The Accuracy of CBO’s Budget Projections for Fiscal Year 2023
In its May 2022 projections for fiscal year 2023, CBO overestimated revenues by 11 percent and underestimated outlays by 9 percent. CBO’s projection of the federal deficit for 2023 was less than the actual amount by 3.9 percent of GDP.
Summary
After each fiscal year ends, the Congressional Budget Office reviews its projections of federal revenues and outlays and the government’s budget deficit and compares them with actual budgetary outcomes for that year. By assessing the quality of its projections and identifying the factors that might have led to under- or overestimates of particular categories of federal revenues and outlays, CBO seeks to improve the accuracy of its work.
To review its projections for fiscal year 2023, CBO focused on its May 2022 budget projections and updated them to include the estimated effects of subsequently enacted legislation as reported in cost estimates prepared by CBO and the staff of the Joint Committee on Taxation (JCT), typically when the legislation was enacted. Those adjustments increased CBO’s projections of revenues by $26 billion (or 0.5 percent) and increased its projections of outlays by $40 billion (or 0.7 percent).

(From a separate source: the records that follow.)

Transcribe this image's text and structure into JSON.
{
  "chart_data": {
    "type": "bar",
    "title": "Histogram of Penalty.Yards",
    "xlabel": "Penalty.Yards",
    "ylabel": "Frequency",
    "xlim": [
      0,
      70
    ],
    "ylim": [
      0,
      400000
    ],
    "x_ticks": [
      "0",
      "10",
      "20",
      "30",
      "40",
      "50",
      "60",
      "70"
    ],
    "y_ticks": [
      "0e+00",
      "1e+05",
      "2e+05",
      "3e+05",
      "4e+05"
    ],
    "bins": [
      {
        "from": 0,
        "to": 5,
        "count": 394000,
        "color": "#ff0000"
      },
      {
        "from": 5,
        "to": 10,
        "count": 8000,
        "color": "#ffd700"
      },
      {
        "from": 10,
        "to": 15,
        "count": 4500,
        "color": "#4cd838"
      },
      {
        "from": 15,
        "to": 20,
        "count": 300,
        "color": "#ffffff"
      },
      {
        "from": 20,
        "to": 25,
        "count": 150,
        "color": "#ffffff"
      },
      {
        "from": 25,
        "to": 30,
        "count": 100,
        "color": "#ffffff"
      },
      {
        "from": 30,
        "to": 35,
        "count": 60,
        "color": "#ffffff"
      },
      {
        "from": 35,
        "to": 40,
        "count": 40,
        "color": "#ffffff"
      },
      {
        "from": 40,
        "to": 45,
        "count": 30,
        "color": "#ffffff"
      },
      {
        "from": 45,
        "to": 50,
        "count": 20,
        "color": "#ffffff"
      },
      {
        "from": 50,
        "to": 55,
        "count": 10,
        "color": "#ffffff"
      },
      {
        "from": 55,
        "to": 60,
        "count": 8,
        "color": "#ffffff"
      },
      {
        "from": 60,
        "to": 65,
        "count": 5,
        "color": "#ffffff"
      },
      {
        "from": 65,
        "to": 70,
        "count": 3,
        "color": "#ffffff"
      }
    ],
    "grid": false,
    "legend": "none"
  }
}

In addition to incorporating the effects of subsequently enacted legislation, CBO made two further adjustments. Because of their unusual size and nature, the estimated budgetary effects of the Supreme Court’s June 2023 decision prohibiting the Administration’s planned cancellation of outstanding student loans for many borrowers were excluded from this analysis. CBO also removed outlays for Fannie Mae and Freddie Mac from its projections and from estimates of actual outcomes because it accounts for the transactions of those entities differently from how the Administration accounts for them. After those adjustments, the overall differences between CBO’s budgetary projections and actual outcomes were as follows:
- Revenues. CBO’s projection of $4.9 trillion for federal revenues in 2023 was too high—by $0.5 trillion, or 11 percent. That difference was roughly twice the average absolute error of about 6 percent in CBO’s revenue projections for 1983 to 2022.
- Outlays. CBO’s projection of $5.9 trillion for federal outlays in 2023 was too low—by $0.6 trillion, or 9 percent. That difference was more than four times the average absolute error of 2 percent in outlay projections for 1993 to 2022.
- Deficit. Because of the differences between projected and actual revenues and outlays, CBO’s deficit projection of $1.0 trillion for 2023 was $1.0 trillion less than the actual amount. That difference was equal to 3.9 percent of gross domestic product (GDP)—more than three-and-a-half times the average absolute error of 1.1 percent of GDP in the agency’s deficit projections for 1985 to 2022.
The three categories of revenues and outlays with the largest misestimates accounted for nearly three-fourths of the difference between the projected and actual deficit. An overestimate of receipts from individual income taxes contributed the most to the deficit difference (accounting for 38 percent of that total), followed by underestimates of net interest outlays (21 percent) and spending for higher education (14 percent).